Au contraire, ils s’ancrent totalement dans les finalités de la discipline qui vise à « former un citoyen lucide, autonome, physiquement et socialement éduqué, dans le souci du vivre ensemble » et « l’accès à un riche champ de pratiques, à forte implication culturelle et sociale » (Programmes collège 2015). lls peuvent donc être parfaitement complémentaires. 

Par ailleurs, ils sont centrés sur le coeur du métier. Pour le SNALC, les enseignants d’EPS ne sont ni des éducateurs sportifs, ni des professeurs de sport, mais bien des experts de la motricité au service d’une éducation globale des élèves. 

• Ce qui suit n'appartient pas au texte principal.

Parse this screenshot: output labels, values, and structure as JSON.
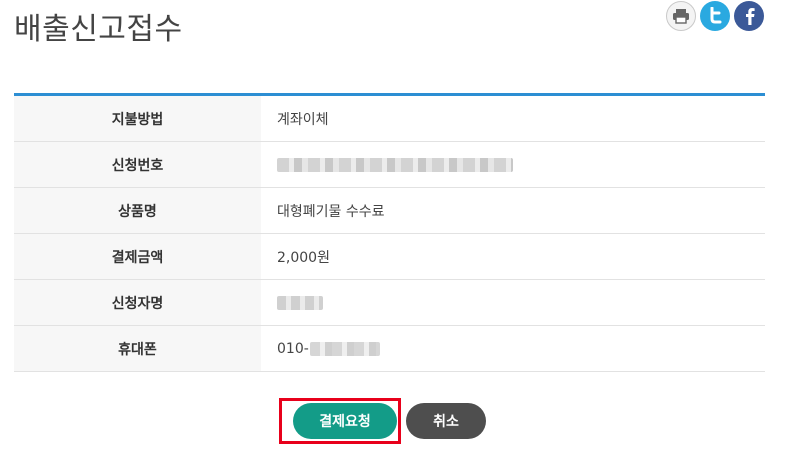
{
  "page": {
    "title": "배출신고접수"
  },
  "share": {
    "icons": [
      "print-icon",
      "twitter-icon",
      "facebook-icon"
    ],
    "colors": {
      "twitter": "#2aa9e0",
      "facebook": "#3b5998"
    }
  },
  "table": {
    "accent_color": "#2c8ed3",
    "rows": [
      {
        "label": "지불방법",
        "value": "계좌이체"
      },
      {
        "label": "신청번호",
        "value": ""
      },
      {
        "label": "상품명",
        "value": "대형폐기물 수수료"
      },
      {
        "label": "결제금액",
        "value": "2,000원"
      },
      {
        "label": "신청자명",
        "value": ""
      },
      {
        "label": "휴대폰",
        "value": "010-"
      }
    ]
  },
  "actions": {
    "pay_label": "결제요청",
    "cancel_label": "취소",
    "pay_color": "#139c88",
    "cancel_color": "#4e4e4e",
    "highlight_color": "#e8001b"
  }
}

Il est possible que certaines programmations, par le choix des APSA et leur organisation, permettent d’emblée une bonne acquisition des savoirs moteurs essentiels et un réel développement des capacités corporelles. Mais ce n’est ni certain, ni systématique. 

Par l’utilisation de cet outil, cela devient réalisable. Les capacités et les savoirs moteurs ne seront plus mobilisés de façon aveugle, aléatoire ou partielle. Ils peuvent être objectivés puis volontairement recherchés et planifiés. L’outil que nous proposons a pour première finalité de susciter une réflexion sur cet aspect essentiel et non optionnel d’une éducation du physique qui, pour le SNALC, devrait redevenir une priorité disciplinaire. Il peut aussi servir de filtre, d’analyseur pour évaluer les effets des programmations d’EPS sur l’éducation du physique des élèves. 

Enfin, si cette perspective de formation est un enjeu pour les équipes, cet outil pourra alors s’avérer très utile.